I believe all these masterpieces carry a special ingredient called holiness
Then there’s the “Thank You Hashem” crowd, who have no problem dancing around the bimah to songs like “It’s Geshmak to be a Yid” and “We’re Mamish at the End.” I still haven’t figured out what “Chi Chi Wawa” has to do with Simchas Torah, but if it makes the kids happy…
But the more traditional among us shouldn’t worry — the most popular hakafos songs are still “Tzavei Yeshuos Yaakov,” “Toras Hashem Temimah, and “Ana Avda.” These songs will always be around.
During Kiddush on Simchas Torah in the Boyaner shtibel on the West Side where I daven, I was talking to my good friend Dr. Michael Zelefsky, a well-known radiation oncologist who also happens to be a maven in Jewish music, about the origins of so many classic niggunim — the ones we sing on Simchas Torah and all year round. Indeed, as he mentioned, many were actually composed by great, holy rebbes and rabbanim, and will probably be sung forever.

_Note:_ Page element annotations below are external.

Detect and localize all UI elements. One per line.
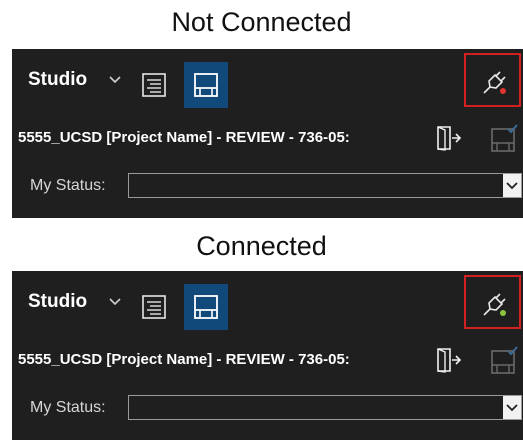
- dropdown-arrow-icon[interactable]: [503, 396, 521, 419]
- connection-status-indicator[interactable]: [464, 53, 521, 107]
- dropdown-arrow-icon[interactable]: [503, 174, 521, 197]
- connection-status-indicator[interactable]: [464, 275, 521, 329]
- status-dot: [500, 310, 506, 316]
- panel-check-icon[interactable]: [489, 345, 519, 382]
- my-status-label: My Status:: [30, 399, 106, 416]
- studio-panel-not-connected: Studio 5555_UCSD [Project Name] - REVIEW…: [12, 49, 523, 218]
- layout-view-button[interactable]: [184, 284, 228, 330]
- panel-check-icon[interactable]: [489, 123, 519, 160]
- chevron-down-icon[interactable]: [108, 293, 122, 311]
- exit-icon[interactable]: [432, 345, 462, 380]
- status-dot: [500, 88, 506, 94]
- my-status-label: My Status:: [30, 177, 106, 194]
- project-title: 5555_UCSD [Project Name] - REVIEW - 736-…: [18, 129, 350, 146]
- toolbar: Studio: [12, 49, 523, 111]
- studio-menu[interactable]: Studio: [28, 291, 87, 313]
- my-status-select[interactable]: [128, 395, 522, 420]
- list-view-button[interactable]: [132, 62, 176, 108]
- section-heading-not-connected: Not Connected: [171, 7, 352, 37]
- project-title: 5555_UCSD [Project Name] - REVIEW - 736-…: [18, 351, 350, 368]
- exit-icon[interactable]: [432, 123, 462, 158]
- studio-panel-connected: Studio 5555_UCSD [Project Name] - REVIEW…: [12, 271, 523, 440]
- list-view-button[interactable]: [132, 284, 176, 330]
- studio-menu[interactable]: Studio: [28, 69, 87, 91]
- section-heading-connected: Connected: [196, 231, 327, 261]
- layout-view-button[interactable]: [184, 62, 228, 108]
- chevron-down-icon[interactable]: [108, 71, 122, 89]
- my-status-select[interactable]: [128, 173, 522, 198]
- toolbar: Studio: [12, 271, 523, 333]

Everyone knows that Rav Yitzchak Hutner ztz”l wrote the words to “Bilvavi,” but he was also the composer of “Neshamah Shenasata Bi,” which he wrote as a wedding gift to his talmid Rav Shlomo Freifeld. This still-enduring song was originally recorded in 1960 on what was known as the “Chaim Berlin” album (officially, Torah Lives and Sings).